We entered the historical center via Porta San Biagio (St. Blaise Gate).
and were immediately met with visions of baroque architecture.
The Chiesa di Santa Croce, (the Basilica), was begun in 1353 and eventually completed by 1695.
The church has a richly decorated façade with animals, statues, grotesque figures and vegetables, and a large rose window.
Side altars are adorned with an abundance of Baroque columns and theatrical effects,
while the chapel of St. Antonio is a great example of gilding.
Lecce is a city where old meets “new”:
The Roman 2nd century amphitheater was able to seat more than 25,000 people. It is now half-buried because other monuments were built above it over the centuries. The theatre is currently used for different religious and arts events.
The biggest surprise came when we found out our hotel, Torre del Parco, is one of the medieval symbols of Lecce. It was erected in 1419 by the then-18 year old prince of Lecce, Giovanni Antonio Del Balzo Orsini.

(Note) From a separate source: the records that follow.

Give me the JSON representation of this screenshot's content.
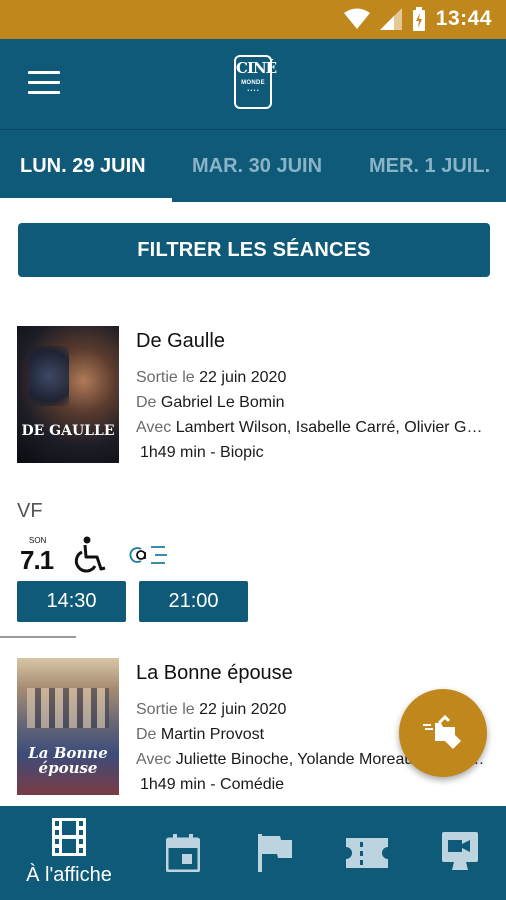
{
  "status": {
    "time": "13:44"
  },
  "header": {
    "menu_icon": "hamburger-menu-icon",
    "logo": {
      "main_top": "CINÉ",
      "sub": "MONDE",
      "dots": "• • • •"
    }
  },
  "date_tabs": [
    {
      "label": "LUN. 29 JUIN",
      "active": true
    },
    {
      "label": "MAR. 30 JUIN",
      "active": false
    },
    {
      "label": "MER. 1 JUIL.",
      "active": false
    }
  ],
  "filter_button": "FILTRER LES SÉANCES",
  "movies": [
    {
      "title": "De Gaulle",
      "poster_text": "DE GAULLE",
      "release_label": "Sortie le",
      "release_date": "22 juin 2020",
      "director_label": "De",
      "director": "Gabriel Le Bomin",
      "cast_label": "Avec",
      "cast": "Lambert Wilson, Isabelle Carré, Olivier Gourmet",
      "duration_genre": "1h49 min - Biopic",
      "version": "VF",
      "sound": {
        "label": "SON",
        "value": "7.1"
      },
      "features": [
        "sound-7-1-icon",
        "wheelchair-accessibility-icon",
        "audio-description-icon"
      ],
      "showtimes": [
        "14:30",
        "21:00"
      ]
    },
    {
      "title": "La Bonne épouse",
      "poster_text": "La Bonne épouse",
      "release_label": "Sortie le",
      "release_date": "22 juin 2020",
      "director_label": "De",
      "director": "Martin Provost",
      "cast_label": "Avec",
      "cast": "Juliette Binoche, Yolande Moreau, Noémie Lvovsky",
      "duration_genre": "1h49 min - Comédie"
    }
  ],
  "fab_icon": "ticket-arrow-icon",
  "bottom_nav": [
    {
      "icon": "film-icon",
      "label": "À l'affiche",
      "active": true
    },
    {
      "icon": "calendar-icon",
      "label": "",
      "active": false
    },
    {
      "icon": "flag-icon",
      "label": "",
      "active": false
    },
    {
      "icon": "ticket-icon",
      "label": "",
      "active": false
    },
    {
      "icon": "video-camera-icon",
      "label": "",
      "active": false
    }
  ],
  "colors": {
    "primary": "#0f5a78",
    "accent": "#c0871c",
    "tab_inactive": "#89b3c6"
  }
}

The tower, standing more than 75 feet, is surrounded by a ditch in which bears (the heraldic symbol of the Orsini del Balzo) were reared.
The whole complex was the seat of Orsini’s tribunal and of a mint, and after Giovanni Antonio’s death, it became a residence for the Spanish viceroys. Over the intervening years, and with the addition of acreage, it functioned as many historical places, including a grand tribunal, a palazzo, and even a prison.
From 1992 – 2006, the current restoration took place and it was reopened as a small private hotel, banquet facility, spa, meeting center, and just wonderful place to relax.
We visited the tower and were surprised by what we found…
a chapel,
modern meeting space,
small banquet rooms,
and an interesting antique carriage. (Thanks, Susan, for posing.)
The bridge from the tower to the hotel facilities crosses one of the main roads in town,
and provides several spaces for relaxing and wine sipping.
The hotel grounds, complete with palms and flowers everywhere, were a total surprise.
After sight-seeing all day, and since it was our last night, we decided to “eat in” and enjoy the surroundings.
Unfortunately, we didn’t have time to visit the spa, but the made-to-order breakfast and freshly squeezed blood orange juice were perfect for our last morning.
Alberobello Trulli, Matera Caves, and the loveliness of Lecce, three amazing locations in southern Italy offering thousands of years of history, beauty and intrigue – so very worth a visit.